The AREP program seeks to help the industry select the most promising refrigerants, avoid duplicative work, understand technical challenges, and identify the research needed to use these new refrigerants. The program will not prioritize these alternatives; rather, it will identify potential replacements for high GWP refrigerants and present the performance of these replacements in a consistent, standard manner. There are currently 38 alternatives being evaluated.
Results of the AREP program so far were summarized at the ASHRAE/NIST conference, with the program expected to be complete by the end of the first quarter 2013. (Five completed reports can be downloaded on the AHRI website.)

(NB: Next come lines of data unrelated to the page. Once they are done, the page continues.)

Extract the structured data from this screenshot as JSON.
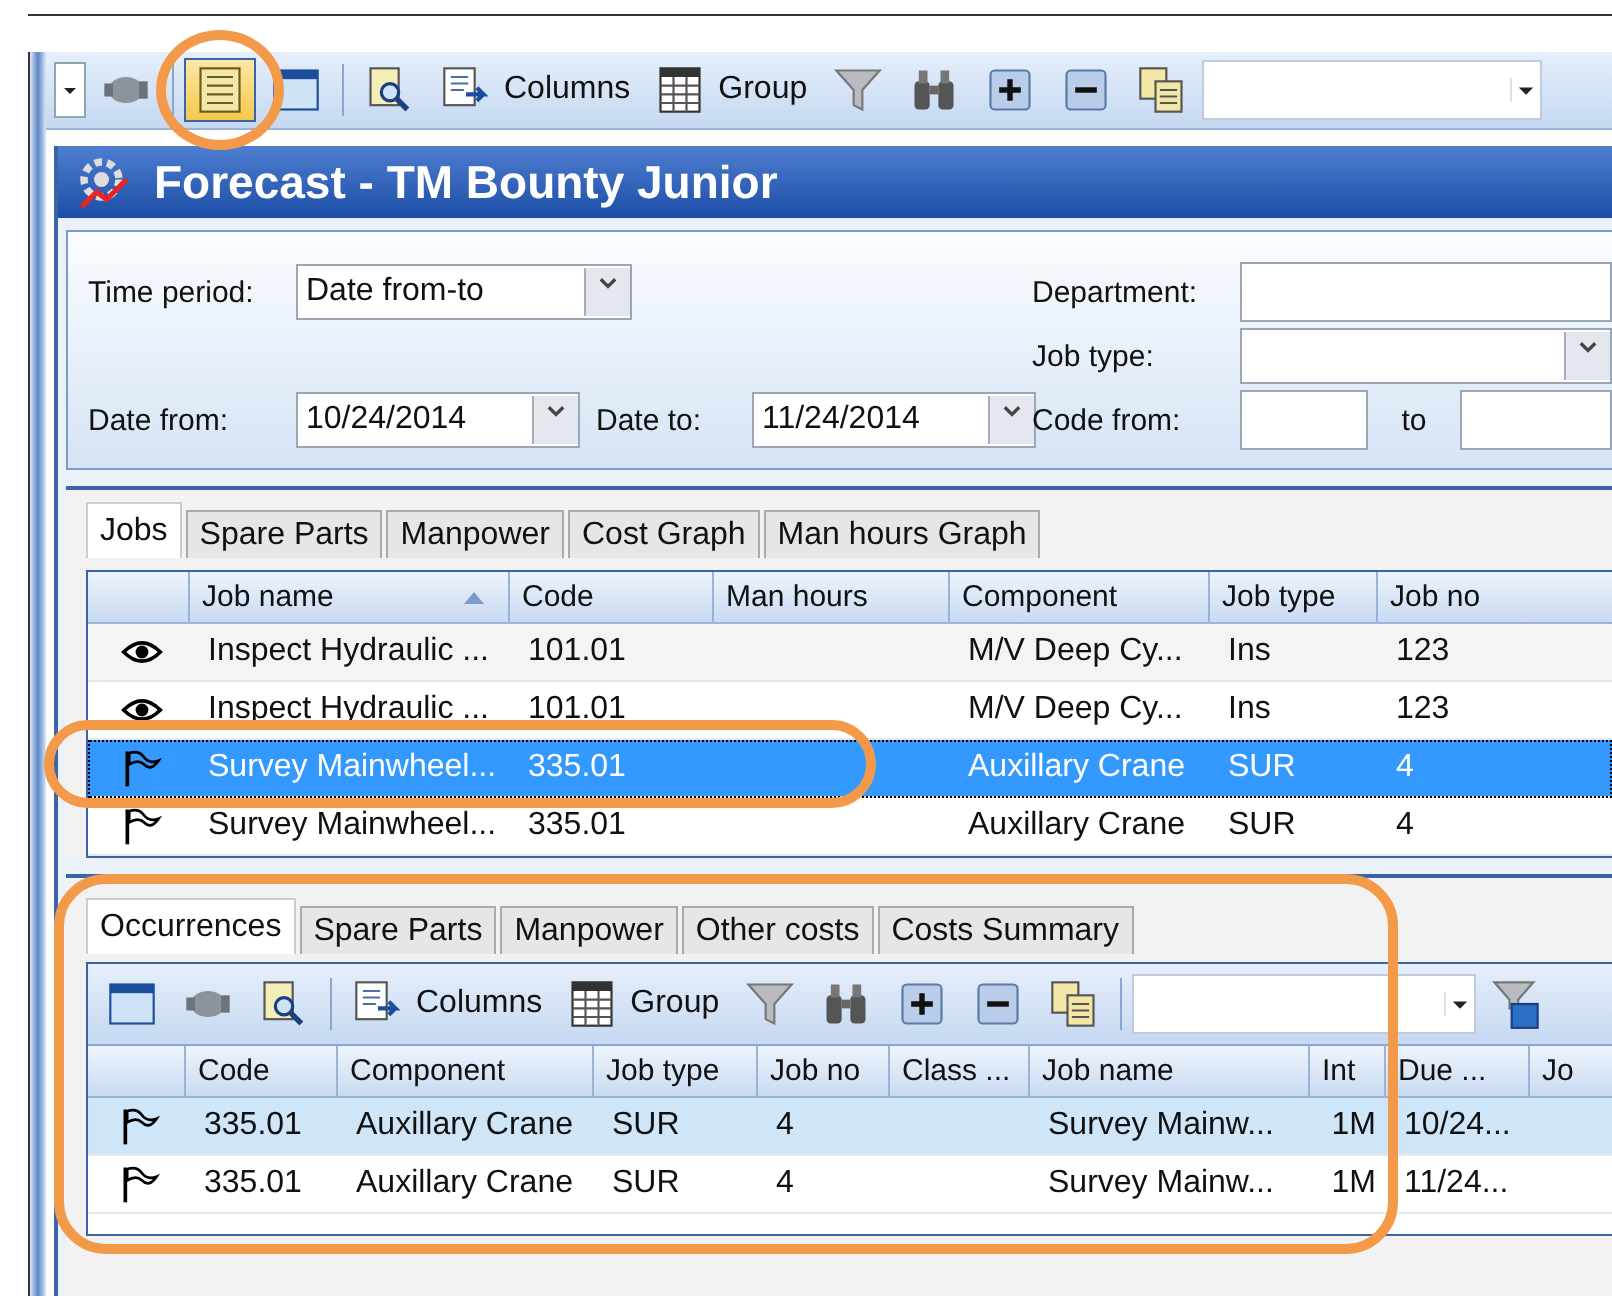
{
  "toolbar": {
    "items": [
      {
        "kind": "dropdown",
        "pressed": false
      },
      {
        "kind": "motor",
        "pressed": false
      },
      {
        "kind": "list",
        "pressed": true,
        "circled": true
      },
      {
        "kind": "window",
        "pressed": false
      },
      {
        "kind": "search-doc",
        "pressed": false
      },
      {
        "kind": "columns",
        "label": "Columns",
        "pressed": false
      },
      {
        "kind": "grid",
        "label": "Group",
        "pressed": false
      },
      {
        "kind": "filter",
        "pressed": false
      },
      {
        "kind": "binoculars",
        "pressed": false
      },
      {
        "kind": "plus",
        "pressed": false
      },
      {
        "kind": "minus",
        "pressed": false
      },
      {
        "kind": "copy",
        "pressed": false
      },
      {
        "kind": "combo",
        "pressed": false
      }
    ]
  },
  "window": {
    "title": "Forecast - TM Bounty Junior"
  },
  "filters": {
    "time_period": {
      "label": "Time period:",
      "value": "Date from-to"
    },
    "date_from": {
      "label": "Date from:",
      "value": "10/24/2014"
    },
    "date_to": {
      "label": "Date to:",
      "value": "11/24/2014"
    },
    "department": {
      "label": "Department:"
    },
    "job_type": {
      "label": "Job type:"
    },
    "code_from": {
      "label": "Code from:",
      "to_label": "to"
    }
  },
  "jobs_tabs": [
    {
      "label": "Jobs",
      "selected": true
    },
    {
      "label": "Spare Parts",
      "selected": false
    },
    {
      "label": "Manpower",
      "selected": false
    },
    {
      "label": "Cost Graph",
      "selected": false
    },
    {
      "label": "Man hours Graph",
      "selected": false
    }
  ],
  "jobs_table": {
    "columns": [
      {
        "label": "Job name",
        "sorted": true
      },
      {
        "label": "Code",
        "sorted": false
      },
      {
        "label": "Man hours",
        "sorted": false
      },
      {
        "label": "Component",
        "sorted": false
      },
      {
        "label": "Job type",
        "sorted": false
      },
      {
        "label": "Job no",
        "sorted": false
      }
    ],
    "rows": [
      {
        "kind": "eye",
        "selected": false,
        "circled": false,
        "cells": [
          "Inspect Hydraulic ...",
          "101.01",
          null,
          "M/V Deep Cy...",
          "Ins",
          "123"
        ]
      },
      {
        "kind": "eye",
        "selected": false,
        "circled": false,
        "cells": [
          "Inspect Hydraulic ...",
          "101.01",
          null,
          "M/V Deep Cy...",
          "Ins",
          "123"
        ]
      },
      {
        "kind": "flag",
        "selected": true,
        "circled": true,
        "cells": [
          "Survey Mainwheel...",
          "335.01",
          null,
          "Auxillary Crane",
          "SUR",
          "4"
        ]
      },
      {
        "kind": "flag",
        "selected": false,
        "circled": false,
        "cells": [
          "Survey Mainwheel...",
          "335.01",
          null,
          "Auxillary Crane",
          "SUR",
          "4"
        ]
      }
    ]
  },
  "occurrences_panel": {
    "circled": true,
    "tabs": [
      {
        "label": "Occurrences",
        "selected": true
      },
      {
        "label": "Spare Parts",
        "selected": false
      },
      {
        "label": "Manpower",
        "selected": false
      },
      {
        "label": "Other costs",
        "selected": false
      },
      {
        "label": "Costs Summary",
        "selected": false
      }
    ],
    "toolbar": {
      "items": [
        {
          "kind": "window",
          "pressed": false
        },
        {
          "kind": "motor",
          "pressed": false
        },
        {
          "kind": "search-doc",
          "pressed": false
        },
        {
          "kind": "columns",
          "label": "Columns",
          "pressed": false
        },
        {
          "kind": "grid",
          "label": "Group",
          "pressed": false
        },
        {
          "kind": "filter",
          "pressed": false
        },
        {
          "kind": "binoculars",
          "pressed": false
        },
        {
          "kind": "plus",
          "pressed": false
        },
        {
          "kind": "minus",
          "pressed": false
        },
        {
          "kind": "copy",
          "pressed": false
        },
        {
          "kind": "combo",
          "pressed": false
        },
        {
          "kind": "filter-save",
          "pressed": false
        }
      ]
    },
    "table": {
      "columns": [
        {
          "label": "Code"
        },
        {
          "label": "Component"
        },
        {
          "label": "Job type"
        },
        {
          "label": "Job no"
        },
        {
          "label": "Class ..."
        },
        {
          "label": "Job name"
        },
        {
          "label": "Int"
        },
        {
          "label": "Due ..."
        },
        {
          "label": "Jo"
        }
      ],
      "rows": [
        {
          "kind": "flag",
          "selected": true,
          "cells": [
            "335.01",
            "Auxillary Crane",
            "SUR",
            "4",
            null,
            "Survey Mainw...",
            "1M",
            "10/24..."
          ]
        },
        {
          "kind": "flag",
          "selected": false,
          "cells": [
            "335.01",
            "Auxillary Crane",
            "SUR",
            "4",
            null,
            "Survey Mainw...",
            "1M",
            "11/24..."
          ]
        }
      ]
    }
  }
}
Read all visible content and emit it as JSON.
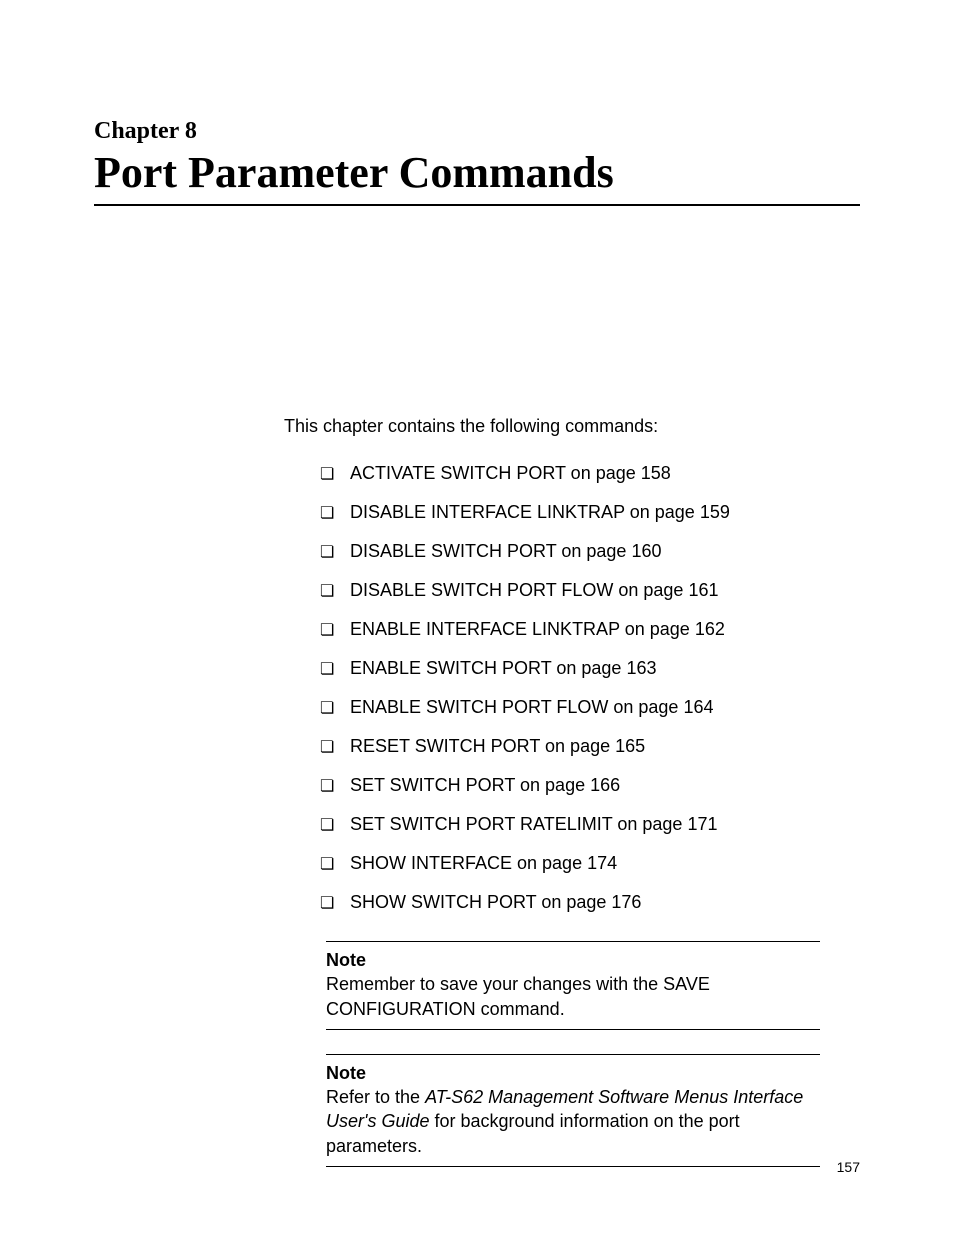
{
  "chapter": {
    "label": "Chapter 8",
    "title": "Port Parameter Commands"
  },
  "intro": "This chapter contains the following commands:",
  "commands": [
    "ACTIVATE SWITCH PORT on page 158",
    "DISABLE INTERFACE LINKTRAP on page 159",
    "DISABLE SWITCH PORT on page 160",
    "DISABLE SWITCH PORT FLOW on page 161",
    "ENABLE INTERFACE LINKTRAP on page 162",
    "ENABLE SWITCH PORT on page 163",
    "ENABLE SWITCH PORT FLOW on page 164",
    "RESET SWITCH PORT on page 165",
    "SET SWITCH PORT on page 166",
    "SET SWITCH PORT RATELIMIT on page 171",
    "SHOW INTERFACE on page 174",
    "SHOW SWITCH PORT on page 176"
  ],
  "notes": [
    {
      "label": "Note",
      "body_prefix": "Remember to save your changes with the SAVE CONFIGURATION command.",
      "italic": "",
      "body_suffix": ""
    },
    {
      "label": "Note",
      "body_prefix": "Refer to the ",
      "italic": "AT-S62 Management Software Menus Interface User's Guide",
      "body_suffix": " for background information on the port parameters."
    }
  ],
  "page_number": "157"
}
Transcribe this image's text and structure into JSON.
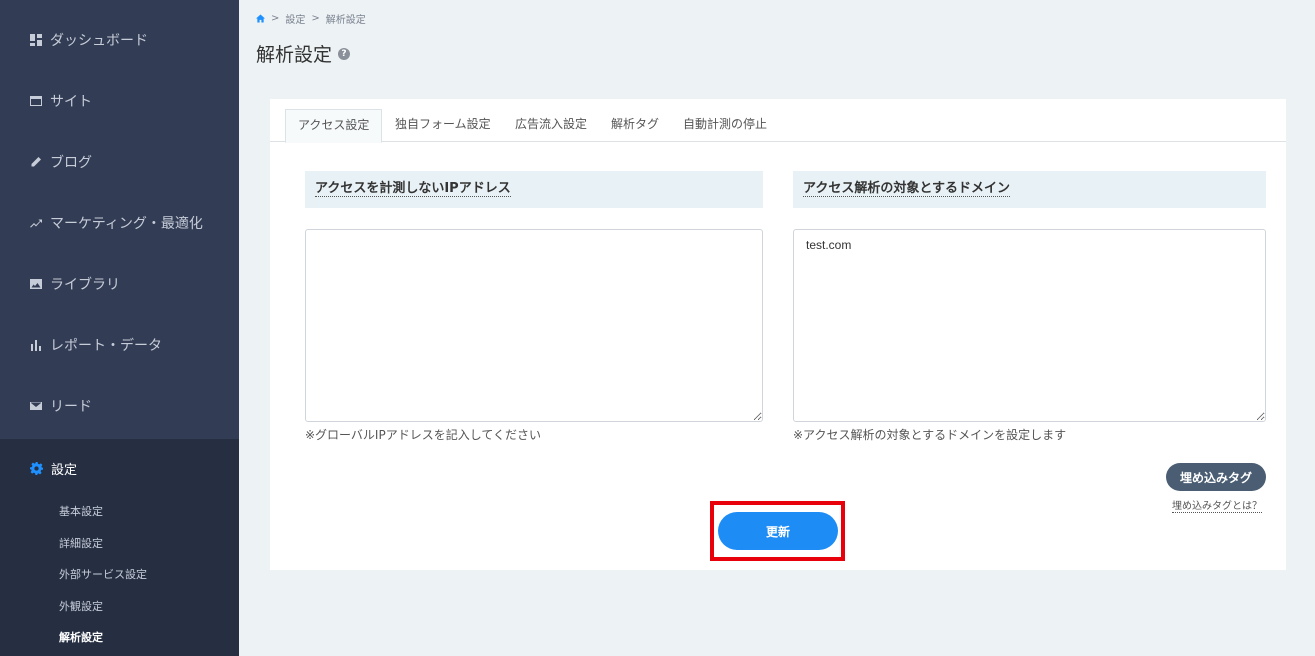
{
  "sidebar": {
    "items": [
      {
        "label": "ダッシュボード",
        "icon": "dashboard-icon"
      },
      {
        "label": "サイト",
        "icon": "window-icon"
      },
      {
        "label": "ブログ",
        "icon": "pencil-icon"
      },
      {
        "label": "マーケティング・最適化",
        "icon": "trend-icon"
      },
      {
        "label": "ライブラリ",
        "icon": "image-icon"
      },
      {
        "label": "レポート・データ",
        "icon": "bar-chart-icon"
      },
      {
        "label": "リード",
        "icon": "mail-icon"
      }
    ],
    "settings": {
      "label": "設定",
      "icon": "gear-icon",
      "sub_items": [
        "基本設定",
        "詳細設定",
        "外部サービス設定",
        "外観設定",
        "解析設定"
      ],
      "active_sub_item": "解析設定"
    }
  },
  "breadcrumb": {
    "separator": ">",
    "items": [
      "設定",
      "解析設定"
    ]
  },
  "page": {
    "title": "解析設定"
  },
  "tabs": [
    "アクセス設定",
    "独自フォーム設定",
    "広告流入設定",
    "解析タグ",
    "自動計測の停止"
  ],
  "active_tab": "アクセス設定",
  "ip_section": {
    "title": "アクセスを計測しないIPアドレス",
    "value": "",
    "hint": "※グローバルIPアドレスを記入してください"
  },
  "domain_section": {
    "title": "アクセス解析の対象とするドメイン",
    "value": "test.com",
    "hint": "※アクセス解析の対象とするドメインを設定します"
  },
  "embed": {
    "button_label": "埋め込みタグ",
    "link_label": "埋め込みタグとは？"
  },
  "update_button": {
    "label": "更新"
  },
  "colors": {
    "sidebar_bg": "#323d55",
    "accent": "#1e8cf5",
    "highlight": "#e8000b"
  }
}
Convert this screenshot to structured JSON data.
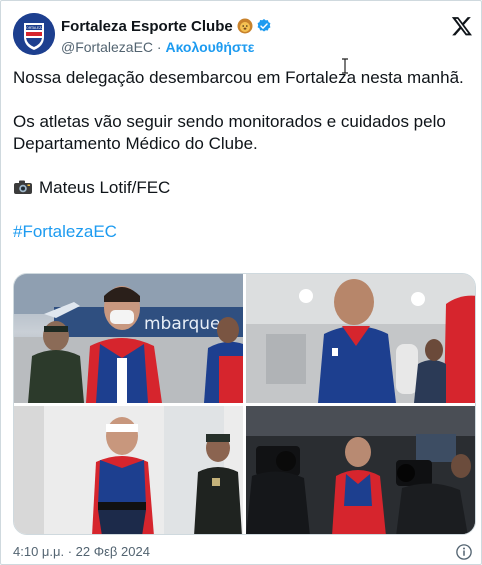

Many of the new low GWP refrigerants are classified as mildly flammable under ANSI/ASHRAE Standard 34-2010, Designation and Safety Classification of Refrigerants, new 2L safety classification. In addition, ASHRAE Standard 15-2010, Safety Standard for Refrigeration System, is undergoing revisions to address the 2L classification.
Another project in development is the Guide for Sustainable Refrigerated Facilities and Systems by ASHRAE and the United Nations Environment Programme. This resource, slated for release in early 2014, addresses the entire range of facility and equipment design and efficiency alternatives for refrigerated processing, storage, and distribution (the cold chain) in both developed and developing countries.
The guide is also important as parties to the Montreal Protocol face upcoming compliance deadlines. For developing countries, that meant a freeze in HCFC consumption and production by January 1, 2013, followed by a 10% reduction in 2015 and a 97.5% reduction by 2030.
Currently, HCFC-22 is the preferred refrigerant for many facilities and systems, particularly for small and medium sized conditioners; this ozone depleting gas is being phased out under the Montreal Protocol. In the U.S., a ban on the sale and distribution of pre-charged new equipment containing HCFC-22 has been effective since January 1, 2010.
Meanwhile, ASHRAE is creating a voluntary refrigerant management plan, with initial publication planned in the U.S. In addition to proper cradle to grave management, the document will provide guidance on suitable refrigerants to be used to meet growing demand. The goals for this project include tracking and reporting refrigerant use and life cycle, minimizing environmental impact of refrigerant use, and raising public awareness of the environmental issues and the economic impact of refrigerant use.
So what can we as an industry do to reduce refrigerant impact on the environment? We need to focus on our efforts where they will have greatest impact.
We need to match the technology to the need. The contributions of fms, and all stakeholders, are needed to identify not just new options but those that will provide maximum benefit.
Watson, P.E., Fellow ASHRAE, Life Member is the 2012-13 ASHRAE president. He is chief engineer at Daikin McQuay located in Staunton, VA, where he oversees new product development for centrifugal compressor technology and is primarily involved in technical areas related to refrigerant applications, aerodynamics, bearing design, and motor applications. He holds five patents related to refrigerant, gas, and chiller compressors.